Interpretar é, em síntese, atribuir significados a um objeto, seja de
que natureza for. E, nesse momento, deparar-se-nos-ia outra questão
momentosa : o que é o significado? A ela vários lingüistas e filósofos da
linguagem se dedicaram, sendo, ainda, alvo de múltiplas reflexões.
O Direito tem muito que ver com toda essa discussão. Manifestado
em linguagem, exteriorizado por signos técnicos, é, a linguagem, dele
constitutivo, sendo, pois, dela reflexo. Como já se dizia em Roma, uma
palavra mal aplicada poderia significar o malogro da causa, ou, de forma
mais hodierna, quem pede mal, recebe mal, ou não recebe nada.

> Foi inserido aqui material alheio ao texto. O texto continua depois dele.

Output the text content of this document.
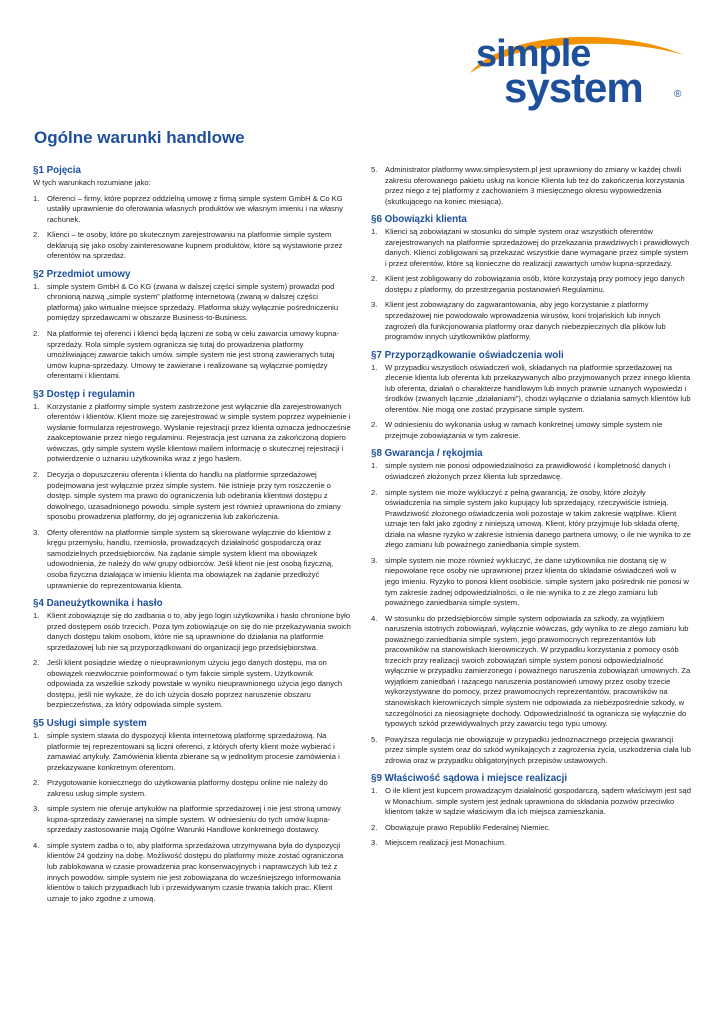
simple
system	®
Ogólne warunki handlowe
§1 Pojęcia

W tych warunkach rozumiane jako:

1.	Oferenci – firmy, które poprzez oddzielną umowę z firmą simple system GmbH & Co KG ustaliły uprawnienie do oferowania własnych produktów we własnym imieniu i na własny rachunek.
2.	Klienci – te osoby, które po skutecznym zarejestrowaniu na platformie simple system deklarują się jako osoby zainteresowane kupnem produktów, które są wystawione przez oferentów na sprzedaż.
§2 Przedmiot umowy
1.	simple system GmbH & Co KG (zwana w dalszej części simple system) prowadzi pod chronioną nazwą „simple system” platformę internetową (zwaną w dalszej części platformą) jako wirtualne miejsce sprzedaży. Platforma służy wyłącznie pośredniczeniu pomiędzy sprzedawcami w obszarze Business-to-Business.
2.	Na platformie tej oferenci i klienci będą łączeni ze sobą w celu zawarcia umowy kupna-sprzedaży. Rola simple system ogranicza się tutaj do prowadzenia platformy umożliwiającej zawarcie takich umów. simple system nie jest stroną zawieranych tutaj umów kupna-sprzedaży. Umowy te zawierane i realizowane są wyłącznie pomiędzy oferentami i klientami.
§3 Dostęp i regulamin
1.	Korzystanie z platformy simple system zastrzeżone jest wyłącznie dla zarejestrowanych oferentów i klientów. Klient może się zarejestrować w simple system poprzez wypełnienie i wysłanie formularza rejestrowego. Wysłanie rejestracji przez klienta oznacza jednocześnie zaakceptowanie przez niego regulaminu. Rejestracja jest uznana za zakończoną dopiero wówczas, gdy simple system wyśle klientowi mailem informację o skutecznej rejestracji i potwierdzenie o uznaniu użytkownika wraz z jego hasłem.
2.	Decyzja o dopuszczeniu oferenta i klienta do handlu na platformie sprzedażowej podejmowana jest wyłącznie przez simple system. Nie istnieje przy tym roszczenie o dostęp. simple system ma prawo do ograniczenia lub odebrania klientowi dostępu z dowolnego, uzasadnionego powodu. simple system jest również uprawniona do zmiany sposobu prowadzenia platformy, do jej ograniczenia lub zakończenia.
3.	Oferty oferentów na platformie simple system są skierowane wyłącznie do klientów z kręgu przemysłu, handlu, rzemiosła, prowadzących działalność gospodarczą oraz samodzielnych przedsiębiorców. Na żądanie simple system klient ma obowiązek udowodnienia, że należy do w/w grupy odbiorców. Jeśli klient nie jest osobą fizyczną, osoba fizyczna działająca w imieniu klienta ma obowiązek na żądanie przedłożyć uprawnienie do reprezentowania klienta.
§4 Daneużytkownika i hasło
1.	Klient zobowiązuje się do zadbania o to, aby jego login użytkownika i hasło chronione było przed dostępem osób trzecich. Poza tym zobowiązuje on się do nie przekazywania swoich danych dostępu takim osobom, które nie są uprawnione do działania na platformie sprzedażowej lub nie są przyporządkowani do organizacji jego przedsiębiorstwa.
2.	Jeśli klient posiądzie wiedzę o nieuprawnionym użyciu jego danych dostępu, ma on obowiązek niezwłocznie poinformować o tym fakcie simple system. Użytkownik odpowiada za wszelkie szkody powstałe w wyniku nieuprawnionego użycia jego danych dostępu, jeśli nie wykaże, że do ich użycia doszło poprzez naruszenie obszaru bezpieczeństwa, za który odpowiada simple system.
§5 Usługi simple system
1.	simple system stawia do dyspozycji klienta internetową platformę sprzedażową. Na platformie tej reprezentowani są liczni oferenci, z których oferty klient może wybierać i zamawiać artykuły. Zamówienia klienta zbierane są w jednolitym procesie zamówienia i przekazywane konkretnym oferentom.
2.	Przygotowanie koniecznego do użytkowania platformy dostępu online nie należy do zakresu usług simple system.
3.	simple system nie oferuje artykułów na platformie sprzedażowej i nie jest stroną umowy kupna-sprzedaży zawieranej na simple system. W odniesieniu do tych umów kupna-sprzedaży zastosowanie mają Ogólne Warunki Handlowe konkretnego dostawcy.
4.	simple system zadba o to, aby platforma sprzedażowa utrzymywana była do dyspozycji klientów 24 godziny na dobę. Możliwość dostępu do platformy może zostać ograniczona lub zablokowana w czasie prowadzenia prac konserwacyjnych i naprawczych lub też z innych powodów. simple system nie jest zobowiązana do wcześniejszego informowania klientów o takich przypadkach lub i przewidywanym czasie trwania takich prac. Klient uznaje to jako zgodne z umową.
5.	Administrator platformy www.simplesystem.pl jest uprawniony do zmiany w każdej chwili zakresu oferowanego pakietu usług na koncie Klienta lub też do zakończenia korzystania przez niego z tej platformy z zachowaniem 3 miesięcznego okresu wypowiedzenia (skutkującego na koniec miesiąca).
§6 Obowiązki klienta
1.	Klienci są zobowiązani w stosunku do simple system oraz wszystkich oferentów zarejestrowanych na platformie sprzedażowej do przekazania prawdziwych i prawidłowych danych. Klienci zobligowani są przekazać wszystkie dane wymagane przez simple system i przez oferentów, które są konieczne do realizacji zawartych umów kupna-sprzedaży.
2.	Klient jest zobligowany do zobowiązania osób, które korzystają przy pomocy jego danych dostępu z platformy, do przestrzegania postanowień Regulaminu.
3.	Klient jest zobowiązany do zagwarantowania, aby jego korzystanie z platformy sprzedażowej nie powodowało wprowadzenia wirusów, koni trojańskich lub innych zagrożeń dla funkcjonowania platformy oraz danych niebezpiecznych dla plików lub programów innych użytkowników platformy.
§7 Przyporządkowanie oświadczenia woli
1.	W przypadku wszystkich oświadczeń woli, składanych na platformie sprzedażowej na zlecenie klienta lub oferenta lub przekazywanych albo przyjmowanych przez innego klienta lub oferenta, działań o charakterze handlowym lub innych prawnie uznanych wypowiedzi i środków (zwanych łącznie „działaniami”), chodzi wyłącznie o działania samych klientów lub oferentów. Nie mogą one zostać przypisane simple system.
2.	W odniesieniu do wykonania usług w ramach konkretnej umowy simple system nie przejmuje zobowiązania w tym zakresie.
§8 Gwarancja / rękojmia
1.	simple system nie ponosi odpowiedzialności za prawidłowość i kompletność danych i oświadczeń złożonych przez klienta lub sprzedawcę.
2.	simple system nie może wykluczyć z pełną gwarancją, że osoby, które złożyły oświadczenia na simple system jako kupujący lub sprzedający, rzeczywiście istnieją. Prawdziwość złożonego oświadczenia woli pozostaje w takim zakresie wątpliwe. Klient uznaje ten fakt jako zgodny z niniejszą umową. Klient, który przyjmuje lub składa ofertę, działa na własne ryzyko w zakresie istnienia danego partnera umowy, o ile nie wynika to ze złego zamiaru lub poważnego zaniedbania simple system.
3.	simple system nie może również wykluczyć, że dane użytkownika nie dostaną się w niepowołane ręce osoby nie uprawnionej przez klienta do składanie oświadczeń woli w jego imieniu. Ryzyko to ponosi klient osobiście. simple system jako pośrednik nie ponosi w tym zakresie żadnej odpowiedzialności, o ile nie wynika to z ze złego zamiaru lub poważnego zaniedbania simple system.
4.	W stosunku do przedsiębiorców simple system odpowiada za szkody, za wyjątkiem naruszenia istotnych zobowiązań, wyłącznie wówczas, gdy wynika to ze złego zamiaru lub poważnego zaniedbania simple system, jego prawomocnych reprezentantów lub pracowników na stanowiskach kierowniczych. W przypadku korzystania z pomocy osób trzecich przy realizacji swoich zobowiązań simple system ponosi odpowiedzialność wyłącznie w przypadku zamierzonego i poważnego naruszenia zobowiązań umownych. Za wyjątkiem zaniedbań i rażącego naruszenia postanowień umowy przez osoby trzecie wykorzystywane do pomocy, przez prawomocnych reprezentantów, pracowników na stanowiskach kierowniczych simple system nie odpowiada za niebezpośrednie szkody, w szczególności za nieosiągnięte dochody. Odpowiedzialność ta ogranicza się wyłącznie do typowych szkód przewidywalnych przy zawarciu tego typu umowy.
5.	Powyższa regulacja nie obowiązuje w przypadku jednoznacznego przejęcia gwarancji przez simple system oraz do szkód wynikających z zagrożenia życia, uszkodzenia ciała lub zdrowia oraz w przypadku obligatoryjnych przepisów ustawowych.
§9 Właściwość sądowa i miejsce realizacji
1.	O ile klient jest kupcem prowadzącym działalność gospodarczą, sądem właściwym jest sąd w Monachium. simple system jest jednak uprawniona do składania pozwów przeciwko klientom także w sądzie właściwym dla ich miejsca zamieszkania.
2.	Obowiązuje prawo Republiki Federalnej Niemiec.
3.	Miejscem realizacji jest Monachium.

Mas a Hermenêutica, dita ciência da interpretação, é gênero, do
qual dimanam várias espécies, a saber : a jurídica, a sociológica, a filosófica,
a bíblica, a literária, e até mesmo a dita antiga - compreensiva dos trabalhos
então nascidos em Roma e na Grécia. Portanto, é ela um fenômeno geral,
humano, antes de ser, propriamente, uma daquelas espécies. E é desse
fácies geral que vamos tratar aqui, de forma sintética e reflexiva.
1.
DA HERMENÊUTICA
Fazer etimologia implica desvendar metáforas, implica desenterrar
fósseis semânticos de estratos históricos secular ou milenarmente
imbricados. Hermenêutica provém de Hermes, o mensageiro de Zeus, a
quem se atribuía a nobre missão de estabelecer comunicações, ou de
transmitir mensagens. Paul Ricoeur, filósofo do sentido e da interpretação,
em sua magistral obra Les conflits des interprétations. Essais
herméneutiques, Paris. Ed.du Seuil, bem a definiu, nos seguintes termos :
¨toda disciplina que procede por interpretação, e dou aqui à palavra
interpretação o seu sentido forte : o discernimento de um sentido
oculto num sentido aparente¨. Repare-se a extensão de sentido dado pelo
autor à hermenêutica. As ciências humanas seriam hermenêuticas, pois
todas procedem por interpretação, usam o método da compreensão para
¨explicar¨ os fatos humanos e/ou sociais. Por sua vez, discernir o oculto, no
aparente, é fazer manifestar os sentidos do não-sentido, pois o signo é,
antes de tudo, uma ausência, algo que está no lugar de outra coisa, é, enfim,
uma representação.
Meditemos melhor sobre essa questão. Direito e História, por
exemplo, são, à perfeição, ciências hermenêuticas. Ambas interpretam os
fatos. São deles dependentes. Ambas precisam de documentos, de
evidências. O trabalho do juiz, de fato, assemelha-se ao do historiador : ele
também reconstrói as pistas, para melhor entender o fato. Desenterra
provas. Interpreta indícios. Uma das diferenças está em que o juiz analisa
fatos, interagindo-os com normas que existem, valem e são eficazes.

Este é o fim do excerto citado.